Patah hati, itulah yang dirasakan Atian. Namun, apa mau dikata? Ingin berontak pun percuma. Amei, satu-satunya gadis yang dicintainya menikah hari ini. Kebahagiaan yang seharusnya dirasakannya dengan Amei, justru berpaling pada Ahui.
Sejak pertemuan terakhirnya dengan Amei, Atian sering duduk termenung di teras. Merenungi semua yang sudah terjadi pada dirinya, seperti hari ini.
Athuan cemas melihat perubahan sikap Atian. Dia duduk di sebelah Atian. "Mama perhatikan kamu sering duduk melamun di sini, Tian. Sebenarnya, apa yang sedang kamu pikirkan? Berbagilah dengan Mama!"
Atian menghela napas panjang. "Bukan masalah yang besar, Ma."
"Apa ... ada hubungannya dengan Amei?" tebak Athuan. "Mama dengar dia menikah hari ini. Apa kamu tahu itu?"
Raut wajah Atian semakin tampak sedih. Hal itu semakin meyakinkan dugaan Athuan bahwa masalah yang dihadapi anaknya itu berhubungan erat dengan Amei.
"Mama tahu kamu diam-diam berpacaran dengan Amei."
Atian terkejut dengan pernyataan ibunya. "Dari mana Mama tahu?"
Athuan tersenyum. "Mama yang sudah melahirkan dan membesarkan kamu. Tentu saja Mama tahu apa yang kamu rasakan dan alami. Saat itu, Mama pulang dari pasar. Secara tidak sengaja, Mama melihat kamu sedang berboncengan dengan Amei.

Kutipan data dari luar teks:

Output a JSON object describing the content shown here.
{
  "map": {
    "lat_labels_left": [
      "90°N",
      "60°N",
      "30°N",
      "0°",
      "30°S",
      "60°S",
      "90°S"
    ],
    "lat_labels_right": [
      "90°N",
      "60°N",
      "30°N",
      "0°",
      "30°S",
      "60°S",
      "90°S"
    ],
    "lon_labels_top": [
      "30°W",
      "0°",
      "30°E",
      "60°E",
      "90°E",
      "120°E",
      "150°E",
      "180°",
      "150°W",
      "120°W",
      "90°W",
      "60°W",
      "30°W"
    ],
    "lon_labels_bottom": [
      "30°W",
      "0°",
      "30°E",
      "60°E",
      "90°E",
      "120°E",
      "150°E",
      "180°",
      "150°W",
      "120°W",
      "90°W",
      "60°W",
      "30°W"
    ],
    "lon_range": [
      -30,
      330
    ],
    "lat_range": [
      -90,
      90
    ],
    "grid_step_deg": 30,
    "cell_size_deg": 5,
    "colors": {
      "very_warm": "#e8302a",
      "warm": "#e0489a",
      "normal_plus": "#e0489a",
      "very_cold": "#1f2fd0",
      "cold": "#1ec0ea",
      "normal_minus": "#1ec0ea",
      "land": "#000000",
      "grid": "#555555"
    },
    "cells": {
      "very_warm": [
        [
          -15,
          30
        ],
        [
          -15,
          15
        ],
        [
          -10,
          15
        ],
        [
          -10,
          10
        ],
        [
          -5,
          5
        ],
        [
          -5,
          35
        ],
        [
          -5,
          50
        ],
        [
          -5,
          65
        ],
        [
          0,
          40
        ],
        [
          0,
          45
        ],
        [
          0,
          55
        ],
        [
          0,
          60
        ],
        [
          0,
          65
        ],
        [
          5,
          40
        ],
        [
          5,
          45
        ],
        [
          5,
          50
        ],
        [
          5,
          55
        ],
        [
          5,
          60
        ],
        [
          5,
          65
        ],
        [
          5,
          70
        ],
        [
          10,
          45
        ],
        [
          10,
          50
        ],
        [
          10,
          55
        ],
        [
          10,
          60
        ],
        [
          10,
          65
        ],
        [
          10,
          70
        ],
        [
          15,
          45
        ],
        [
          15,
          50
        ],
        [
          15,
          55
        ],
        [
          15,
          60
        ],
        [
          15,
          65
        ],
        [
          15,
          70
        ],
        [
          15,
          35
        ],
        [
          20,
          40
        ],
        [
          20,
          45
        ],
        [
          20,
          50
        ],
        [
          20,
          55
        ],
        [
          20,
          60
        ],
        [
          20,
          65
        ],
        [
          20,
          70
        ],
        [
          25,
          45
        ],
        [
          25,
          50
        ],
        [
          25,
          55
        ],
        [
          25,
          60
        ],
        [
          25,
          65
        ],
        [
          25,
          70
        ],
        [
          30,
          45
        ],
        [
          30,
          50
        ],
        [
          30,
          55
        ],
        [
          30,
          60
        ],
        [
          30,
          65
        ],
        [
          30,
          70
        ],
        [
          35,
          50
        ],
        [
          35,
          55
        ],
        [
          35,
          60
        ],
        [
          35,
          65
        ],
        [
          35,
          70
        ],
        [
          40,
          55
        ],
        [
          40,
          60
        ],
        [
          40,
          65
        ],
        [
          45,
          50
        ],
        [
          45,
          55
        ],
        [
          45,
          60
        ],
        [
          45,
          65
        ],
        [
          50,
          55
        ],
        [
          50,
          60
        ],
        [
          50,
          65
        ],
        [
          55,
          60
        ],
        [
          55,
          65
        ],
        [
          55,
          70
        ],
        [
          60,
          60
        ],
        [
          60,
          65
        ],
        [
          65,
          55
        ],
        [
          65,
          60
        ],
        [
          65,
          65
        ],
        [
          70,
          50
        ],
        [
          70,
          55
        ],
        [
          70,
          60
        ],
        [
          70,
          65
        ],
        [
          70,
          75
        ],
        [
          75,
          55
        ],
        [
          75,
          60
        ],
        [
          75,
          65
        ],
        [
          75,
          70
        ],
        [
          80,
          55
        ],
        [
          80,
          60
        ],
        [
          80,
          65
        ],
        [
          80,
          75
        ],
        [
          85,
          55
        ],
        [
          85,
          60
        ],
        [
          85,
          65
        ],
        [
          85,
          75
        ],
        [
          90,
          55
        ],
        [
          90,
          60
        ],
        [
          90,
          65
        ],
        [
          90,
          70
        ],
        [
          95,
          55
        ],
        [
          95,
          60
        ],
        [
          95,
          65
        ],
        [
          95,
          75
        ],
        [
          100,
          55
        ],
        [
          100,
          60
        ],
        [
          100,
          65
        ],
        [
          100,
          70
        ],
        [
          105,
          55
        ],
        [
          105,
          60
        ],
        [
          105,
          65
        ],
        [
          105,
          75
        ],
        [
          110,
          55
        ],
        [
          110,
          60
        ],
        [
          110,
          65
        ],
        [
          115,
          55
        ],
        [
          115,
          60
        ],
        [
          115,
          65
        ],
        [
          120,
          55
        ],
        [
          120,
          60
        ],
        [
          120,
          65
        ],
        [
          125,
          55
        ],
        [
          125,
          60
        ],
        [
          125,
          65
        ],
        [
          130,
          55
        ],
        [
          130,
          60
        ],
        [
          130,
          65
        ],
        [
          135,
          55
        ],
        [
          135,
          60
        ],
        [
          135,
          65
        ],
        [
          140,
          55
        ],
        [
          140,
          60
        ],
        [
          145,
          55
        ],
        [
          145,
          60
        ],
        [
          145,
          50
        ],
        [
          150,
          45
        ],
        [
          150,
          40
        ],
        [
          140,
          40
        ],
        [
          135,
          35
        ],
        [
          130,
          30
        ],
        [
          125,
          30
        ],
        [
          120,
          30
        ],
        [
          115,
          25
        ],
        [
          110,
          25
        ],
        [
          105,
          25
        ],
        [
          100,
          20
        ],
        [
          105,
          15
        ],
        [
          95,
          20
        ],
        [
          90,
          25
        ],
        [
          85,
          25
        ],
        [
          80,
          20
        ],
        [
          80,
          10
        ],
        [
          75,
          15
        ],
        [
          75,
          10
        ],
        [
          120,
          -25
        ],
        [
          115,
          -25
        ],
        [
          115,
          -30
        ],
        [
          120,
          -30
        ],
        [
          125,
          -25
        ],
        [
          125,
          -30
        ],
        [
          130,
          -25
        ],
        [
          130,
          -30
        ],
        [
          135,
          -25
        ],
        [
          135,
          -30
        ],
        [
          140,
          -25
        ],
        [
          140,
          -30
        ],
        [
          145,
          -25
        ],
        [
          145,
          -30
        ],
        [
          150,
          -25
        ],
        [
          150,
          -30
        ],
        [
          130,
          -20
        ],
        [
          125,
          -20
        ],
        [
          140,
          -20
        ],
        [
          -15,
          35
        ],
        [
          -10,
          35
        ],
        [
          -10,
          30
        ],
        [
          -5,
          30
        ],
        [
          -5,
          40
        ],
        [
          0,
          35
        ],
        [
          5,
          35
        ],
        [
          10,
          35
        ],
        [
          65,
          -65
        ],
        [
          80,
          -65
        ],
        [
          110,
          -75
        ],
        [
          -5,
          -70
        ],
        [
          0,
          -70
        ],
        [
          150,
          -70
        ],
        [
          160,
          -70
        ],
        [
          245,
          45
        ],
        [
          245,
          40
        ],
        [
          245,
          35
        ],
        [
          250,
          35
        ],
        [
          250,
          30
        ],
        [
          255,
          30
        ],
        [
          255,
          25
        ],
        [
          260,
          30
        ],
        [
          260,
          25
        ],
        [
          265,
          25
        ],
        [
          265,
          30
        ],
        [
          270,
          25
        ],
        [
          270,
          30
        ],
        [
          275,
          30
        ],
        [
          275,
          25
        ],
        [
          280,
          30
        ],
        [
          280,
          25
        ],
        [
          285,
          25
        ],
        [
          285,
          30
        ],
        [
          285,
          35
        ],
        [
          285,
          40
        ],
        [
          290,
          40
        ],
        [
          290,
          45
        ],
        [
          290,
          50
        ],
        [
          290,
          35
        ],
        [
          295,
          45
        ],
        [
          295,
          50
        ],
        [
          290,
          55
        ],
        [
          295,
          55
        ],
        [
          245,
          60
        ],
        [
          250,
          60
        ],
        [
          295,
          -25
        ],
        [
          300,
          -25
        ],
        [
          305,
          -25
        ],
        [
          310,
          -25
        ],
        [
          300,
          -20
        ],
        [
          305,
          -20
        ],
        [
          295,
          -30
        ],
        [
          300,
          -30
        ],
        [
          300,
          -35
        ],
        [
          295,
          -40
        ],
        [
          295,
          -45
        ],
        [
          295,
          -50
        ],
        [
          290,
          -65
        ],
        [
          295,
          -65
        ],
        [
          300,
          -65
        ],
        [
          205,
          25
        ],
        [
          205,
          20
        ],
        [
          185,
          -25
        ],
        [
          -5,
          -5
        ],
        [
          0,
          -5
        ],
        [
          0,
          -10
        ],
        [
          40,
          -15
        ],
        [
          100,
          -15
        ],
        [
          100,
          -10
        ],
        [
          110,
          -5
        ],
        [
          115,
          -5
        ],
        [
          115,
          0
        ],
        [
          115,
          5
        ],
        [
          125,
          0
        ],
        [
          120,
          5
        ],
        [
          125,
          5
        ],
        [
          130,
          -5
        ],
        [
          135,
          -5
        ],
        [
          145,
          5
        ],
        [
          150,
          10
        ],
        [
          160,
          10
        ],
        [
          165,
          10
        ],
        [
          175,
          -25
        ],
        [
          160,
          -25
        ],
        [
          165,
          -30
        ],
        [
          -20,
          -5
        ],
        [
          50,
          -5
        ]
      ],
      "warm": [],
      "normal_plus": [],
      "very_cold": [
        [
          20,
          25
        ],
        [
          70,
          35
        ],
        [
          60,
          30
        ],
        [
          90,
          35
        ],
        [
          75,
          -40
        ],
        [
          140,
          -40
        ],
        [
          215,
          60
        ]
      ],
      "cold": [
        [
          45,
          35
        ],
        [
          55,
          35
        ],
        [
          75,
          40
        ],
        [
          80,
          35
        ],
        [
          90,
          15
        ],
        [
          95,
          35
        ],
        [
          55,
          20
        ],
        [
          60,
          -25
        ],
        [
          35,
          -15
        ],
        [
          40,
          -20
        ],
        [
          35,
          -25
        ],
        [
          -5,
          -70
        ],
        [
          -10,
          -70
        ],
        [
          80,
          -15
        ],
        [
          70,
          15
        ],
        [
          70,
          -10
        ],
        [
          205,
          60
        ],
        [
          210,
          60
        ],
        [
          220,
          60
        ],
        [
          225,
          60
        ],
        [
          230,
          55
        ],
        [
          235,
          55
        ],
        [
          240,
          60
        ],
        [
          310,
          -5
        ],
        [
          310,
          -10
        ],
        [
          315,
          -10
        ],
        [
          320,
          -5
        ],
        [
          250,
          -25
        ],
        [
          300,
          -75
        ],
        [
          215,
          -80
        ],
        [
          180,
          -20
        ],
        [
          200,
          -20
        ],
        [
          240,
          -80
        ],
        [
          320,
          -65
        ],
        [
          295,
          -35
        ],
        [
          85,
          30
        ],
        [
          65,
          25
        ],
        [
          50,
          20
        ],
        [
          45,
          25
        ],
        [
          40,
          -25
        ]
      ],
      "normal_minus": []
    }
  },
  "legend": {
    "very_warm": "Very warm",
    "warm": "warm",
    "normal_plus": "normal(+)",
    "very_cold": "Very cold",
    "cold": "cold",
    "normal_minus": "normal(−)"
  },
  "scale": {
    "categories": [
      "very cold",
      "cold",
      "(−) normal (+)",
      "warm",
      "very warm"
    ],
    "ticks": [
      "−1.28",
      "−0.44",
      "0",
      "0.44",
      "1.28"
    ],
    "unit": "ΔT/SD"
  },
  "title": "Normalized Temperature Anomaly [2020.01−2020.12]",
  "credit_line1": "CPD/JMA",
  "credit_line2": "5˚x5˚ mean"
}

Dari situ, Mama menyimpulkan bahwa kalian berdua pacaran secara diam-diam. Alasannya pasti karena tak ingin Mama, papa, dan ayahnya Amei tahu, 'kan?"
Atian mengangguk. "Iya, Ma. Setelah tahu, apa Mama marah padaku karena tidak berkata jujur pada Mama dan papa?"
"Untuk apa Mama marah? Mama sangat memaklumi apa yang terjadi di antara kalian berdua. Kamu sudah besar, Tian. Kamu sudah bisa memilih mana yang terbaik untuk masa depanmu dan tidak. Mama tidak berhak untuk mencampurinya. Mama hanya bisa menyemangatimu dan mendoakan yang terbaik untukmu."
Atian spontan memeluk Athuan. "Terima kasih, Ma. Terima kasih atas perhatian dan dukungan Mama selama ini."
Athuan membalas pelukan Atian. "Sama-sama, Tian. Mama akan selalu ada untukmu."
Atian melepas pelukannya. "Aku sangat beruntung memiliki Mama dan papa. Kalian adalah orang yang sangat aku sayangi."
"Oh, ya. Apakah kamu tidak jadi pergi ke Jakarta itu karena Amei?"